The direct effects of ICT on rural livelihoods can also come through a reorganization of economic activities that helps producers increase their returns. A striking case of such effects is the introduction of ICT devices into the management of operations of the different producer cooperatives around Africa. An example of such societies are the diary cooperatives. Milk testing for level of fat content is now faster, and payments are done electronically at some centres. This has greatly encouraged more farmers to produce for sale, and in due course improved their way of living in Uganda and Africa as a whole.

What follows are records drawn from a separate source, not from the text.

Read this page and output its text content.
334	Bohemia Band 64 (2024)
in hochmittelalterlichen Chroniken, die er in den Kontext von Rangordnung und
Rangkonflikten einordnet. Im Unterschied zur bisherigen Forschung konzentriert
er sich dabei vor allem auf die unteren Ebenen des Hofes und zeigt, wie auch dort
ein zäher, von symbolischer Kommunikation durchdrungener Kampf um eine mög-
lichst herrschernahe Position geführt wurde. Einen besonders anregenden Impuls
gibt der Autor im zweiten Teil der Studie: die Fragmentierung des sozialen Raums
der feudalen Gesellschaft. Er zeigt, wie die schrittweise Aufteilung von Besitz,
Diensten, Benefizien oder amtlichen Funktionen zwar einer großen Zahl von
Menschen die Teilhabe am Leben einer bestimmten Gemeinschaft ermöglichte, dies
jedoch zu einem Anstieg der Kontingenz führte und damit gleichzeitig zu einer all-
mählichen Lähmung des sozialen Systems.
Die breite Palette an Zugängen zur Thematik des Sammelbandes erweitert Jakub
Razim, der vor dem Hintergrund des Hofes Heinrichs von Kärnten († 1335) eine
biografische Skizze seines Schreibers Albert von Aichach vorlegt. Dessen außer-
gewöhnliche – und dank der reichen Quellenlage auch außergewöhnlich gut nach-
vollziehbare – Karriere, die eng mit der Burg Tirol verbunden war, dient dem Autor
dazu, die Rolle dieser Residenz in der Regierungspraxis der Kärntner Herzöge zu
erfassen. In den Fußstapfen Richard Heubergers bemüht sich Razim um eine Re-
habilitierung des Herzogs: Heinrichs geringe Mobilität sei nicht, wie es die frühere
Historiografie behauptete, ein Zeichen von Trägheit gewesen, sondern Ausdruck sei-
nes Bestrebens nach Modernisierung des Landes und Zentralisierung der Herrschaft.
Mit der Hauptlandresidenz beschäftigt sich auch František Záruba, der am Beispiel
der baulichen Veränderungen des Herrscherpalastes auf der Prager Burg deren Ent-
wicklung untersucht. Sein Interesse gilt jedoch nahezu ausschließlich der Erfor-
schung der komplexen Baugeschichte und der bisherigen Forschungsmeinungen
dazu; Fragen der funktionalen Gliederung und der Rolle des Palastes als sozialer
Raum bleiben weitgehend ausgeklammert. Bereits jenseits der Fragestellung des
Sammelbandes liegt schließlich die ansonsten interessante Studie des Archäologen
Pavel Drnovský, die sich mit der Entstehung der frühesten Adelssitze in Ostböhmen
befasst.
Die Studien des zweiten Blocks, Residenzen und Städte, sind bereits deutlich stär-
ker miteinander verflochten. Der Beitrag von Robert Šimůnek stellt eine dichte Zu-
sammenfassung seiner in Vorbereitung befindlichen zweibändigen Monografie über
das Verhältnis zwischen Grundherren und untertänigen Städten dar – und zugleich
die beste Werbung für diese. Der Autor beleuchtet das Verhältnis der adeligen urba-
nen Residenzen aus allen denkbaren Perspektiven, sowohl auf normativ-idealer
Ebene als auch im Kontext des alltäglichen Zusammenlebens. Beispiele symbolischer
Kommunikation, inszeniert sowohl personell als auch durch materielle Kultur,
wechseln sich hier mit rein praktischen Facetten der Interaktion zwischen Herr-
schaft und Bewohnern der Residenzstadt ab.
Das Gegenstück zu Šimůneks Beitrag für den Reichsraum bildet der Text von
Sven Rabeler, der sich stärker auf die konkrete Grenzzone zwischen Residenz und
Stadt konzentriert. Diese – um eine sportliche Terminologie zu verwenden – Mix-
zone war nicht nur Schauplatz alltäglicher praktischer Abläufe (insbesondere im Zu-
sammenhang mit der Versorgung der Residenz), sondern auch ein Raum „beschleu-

Besides the direct contribution that ICTs can make to empower livelihoods, it can contribute indirectly in two ways:

  1. by facilitating and reducing the costs of delivery of services that either promote wage and self-employment or help overcome structural constraints to the realization of poverty alleviation effects of particular projects; and
  2. Improving the quality of delivery of employment generating and livelihood improving projects being implemented by the government, by smoothing the process of delivery and by improving the monitoring of both the delivery and effects of the project through e-governance.

It is widely accepted that access to credit is crucial to improving rural livelihoods. Microfinance ventures organised through Self Help Groups is a useful complement to state provided credit, especially in a developing country like Uganda. The problem, however, is that microfinance ventures, even when successful from the point of view of reaching credit to the poor and ensuring high recovery rates, are characterised by high administration costs, due to high prices of consultancy services. There is need for the consultants to devise packages suitable and affordable for these financial institutions.

Finally, I would like to thank FLT and UGANDA TELECOM, who have sponsored this conference and devised packages that best suit the Microfinance and SACCO industry. I would also like to appreciate the work done by the apex bodies in the names of; Uganda Credit & Savings Cooperatives Union (UCSCU), Uganda Cooperative Alliance (UCA), and Association of Microfinance Institutions – Uganda (AMFIU). You have all done a commendable job in shaping this industry.

We look forward to embracing the good fruits of this conference, as our people’s livelihoods change for the better.